Búho es el nuevo montaje que Titzina presenta en el Teatro de La Abadía de Madrid. Una pieza de marcada poética visual que nos sumerge en un viaje onírico a través de la memoria y el olvido.
Diego Lorca y Pako Merino, los dos actores y dramaturgos detrás del proyecto Titzina, encontraron el germen de Búho tras visualizar un documental sobre el director de orquesta Clive Wearing, afectado por una amnesia severa que borra su memoria a corto plazo cada siete segundos. Esa imagen de la falta de recuerdos surgió en ellos con una forma física análoga a la oscuridad que reina en las cuevas y los espacios subterráneos. La combinación de estos dos elementos (memoria y oscuridad) embarcó a los Titzina en una investigación que se extendió durante dos años. En ese tiempo conocieron de primera mano las experiencias de los pacientes con amnesia tratados en el Institut Guttmann, recorrieron con los mossos de escuadra de la unidad del subsuelo las alcantarillas de Barcelona y se internaron en las cuevas cántabras para descubrir fascinantes pinturas rupestres.
Su investigación cristalizó en un texto pero sobre todo en un concepto. Así, el montaje que nos proponen trasciende su propio libreto. No creo que podamos aproximarnos a su obra con un rigor formalista. Búho es un viaje. Una experiencia teatral con una presentación confusa y onírica como son los destellos del recuerdo en el desierto del olvido. Una obra en la hay que sumergirse con libertad.
No obstante, no todo en Búho es concepto o disposición. Detrás de su magnética poética estética hay un hilo conductor y una historia. Ésta es la de Pablo, un antropólogo forense especializado en yacimientos paleolíticos, que resulta afectado por una amnesia severa tras sufrir un ictus y tiene que enfrentarse a un proceso imposible de recuperar su memoria.
La dramaturgia de Diego Lorca es interesante en lo formal.
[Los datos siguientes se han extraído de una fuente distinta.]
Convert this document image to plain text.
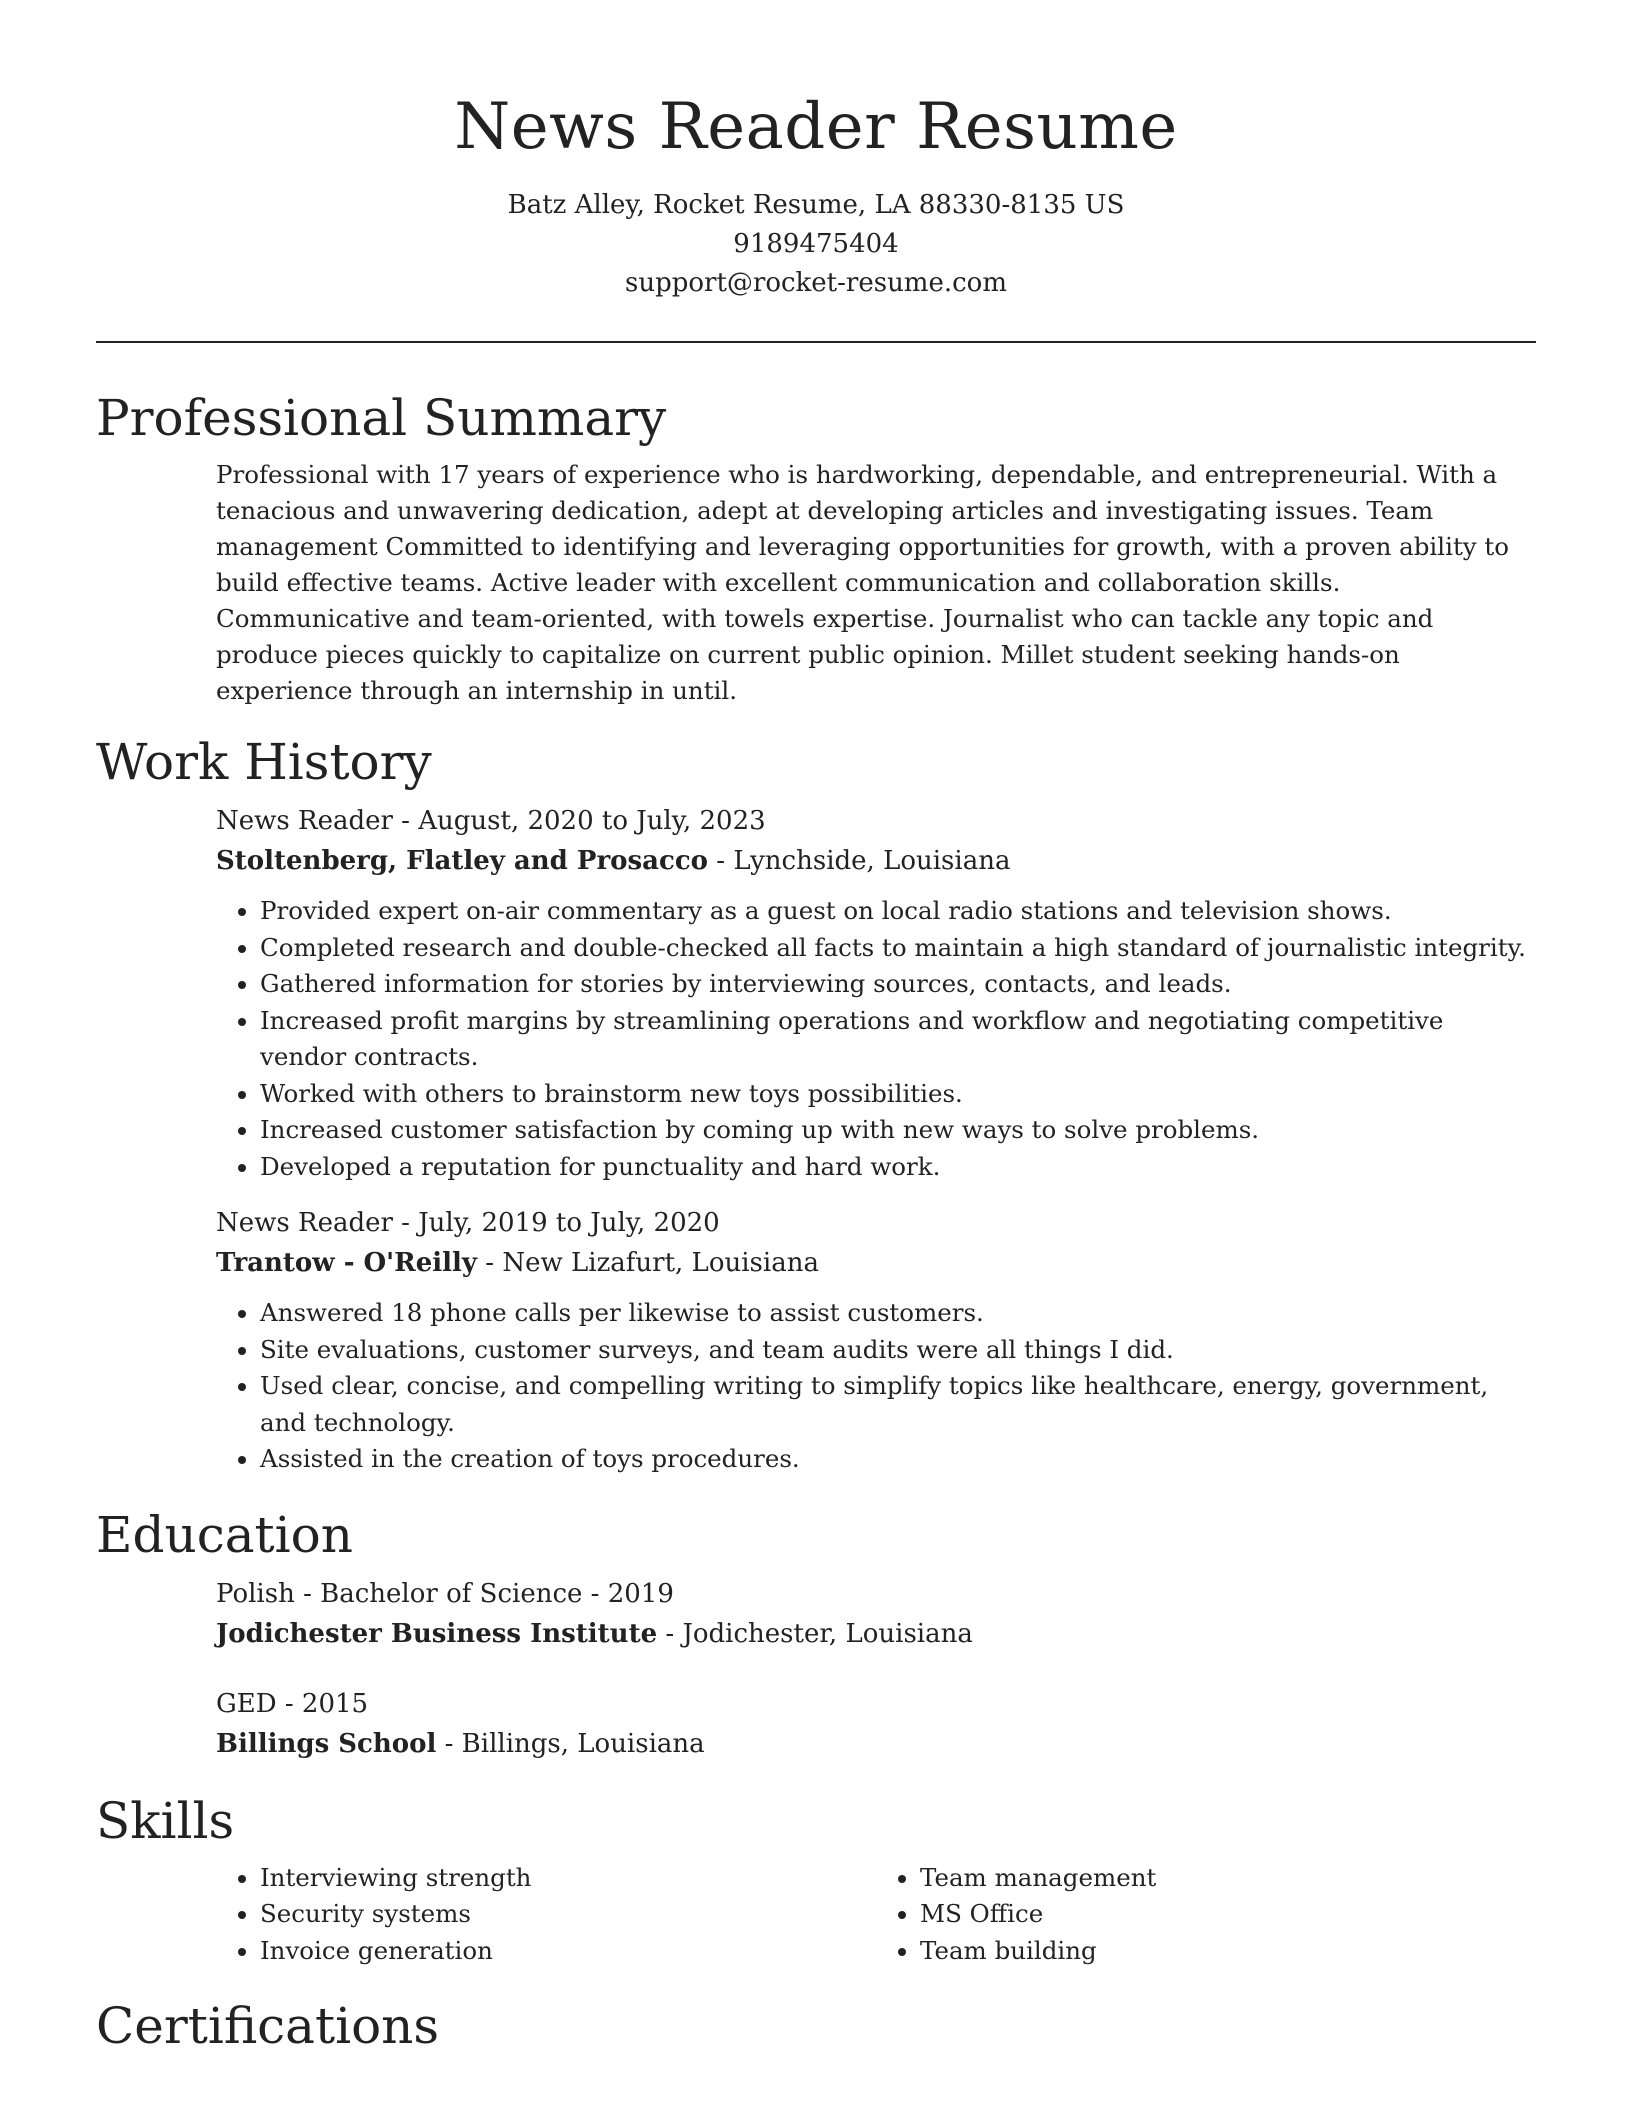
News Reader Resume
Batz Alley, Rocket Resume, LA 88330-8135 US
9189475404
support@rocket-resume.com
Professional Summary

Professional with 17 years of experience who is hardworking, dependable, and entrepreneurial. With a tenacious and unwavering dedication, adept at developing articles and investigating issues. Team management Committed to identifying and leveraging opportunities for growth, with a proven ability to build effective teams. Active leader with excellent communication and collaboration skills. Communicative and team-oriented, with towels expertise. Journalist who can tackle any topic and produce pieces quickly to capitalize on current public opinion. Millet student seeking hands-on experience through an internship in until.

Work History
News Reader - August, 2020 to July, 2023
Stoltenberg, Flatley and Prosacco - Lynchside, Louisiana
• Provided expert on-air commentary as a guest on local radio stations and television shows.
• Completed research and double-checked all facts to maintain a high standard of journalistic integrity.
• Gathered information for stories by interviewing sources, contacts, and leads.
• Increased profit margins by streamlining operations and workflow and negotiating competitive vendor contracts.
• Worked with others to brainstorm new toys possibilities.
• Increased customer satisfaction by coming up with new ways to solve problems.
• Developed a reputation for punctuality and hard work.
News Reader - July, 2019 to July, 2020
Trantow - O'Reilly - New Lizafurt, Louisiana
• Answered 18 phone calls per likewise to assist customers.
• Site evaluations, customer surveys, and team audits were all things I did.
• Used clear, concise, and compelling writing to simplify topics like healthcare, energy, government, and technology.
• Assisted in the creation of toys procedures.
Education
Polish - Bachelor of Science - 2019
Jodichester Business Institute - Jodichester, Louisiana
GED - 2015
Billings School - Billings, Louisiana
Skills
• Interviewing strength
• Security systems
• Invoice generation
• Team management
• MS Office
• Team building
Certifications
Sigue un relato discontinuo en el que se alternan las sesiones de Pablo con sus neurólogos con pasajes oníricos en los que nos adentramos en la memoria del paciente, siguiendo un hilo de Ariadna demasiado enmarañado para salir del laberinto de sus recuerdos. Sin embargo, es inevitable señalar que el gran acierto del montaje se encuentra en todo lo que no es el texto. La dramaturgia, aunque sólida y con diálogos bien construidos, se disuelve en la potencia estética y la belleza de los espacios que ambos actores construyen en escena.
La pieza es además positivamente ambiciosa en su concepción. El viaje del protagonista en busca de su propia identidad se une a reflexiones en las que excavamos en nuestra memoria humana colectiva con un resultado magnético que deriva en potentes proyecciones en las que surgen pinturas rupestres y manos dibujadas. Igualmente hipnótica es la plasticidad de los movimientos que Lorca y Merino ejecutan en escena. Su lenguaje corporal se crece en la escenografía minimalista diseñada por Rocío Peña. Una propuesta de gran belleza que encuentra un eco especialmente inspirador en el espacio sonoro que firman Jonatan Bernabeu y Tomomi Kubo que compusieron las piezas musicales de Búho al mismo tiempo que la obra se escribía; tal como explicó Diego Lorca en el encuentro con el público tras la obra. Esta ambientación musical sirve además de apoyo interesantes proyecciones de Joan Rodón que se presentan como elementos que evolucionan apareciendo y evaporándose y dialogando con los actores, definiendo así ese espacio onírico que representa la memoria.
Vuelvo sobre mis palabras para definir Búho como una experiencia teatral. Es un viaje inmersivo en un laberinto de recuerdos. Somos testigos de un relato discontinuo que no hay que pretender entender en su totalidad. Como su protagonista, aprehendemos retazos que tienen parcialmente sentido pero se desvanecen rápidamente en un espacio impreciso, poético y de gran belleza.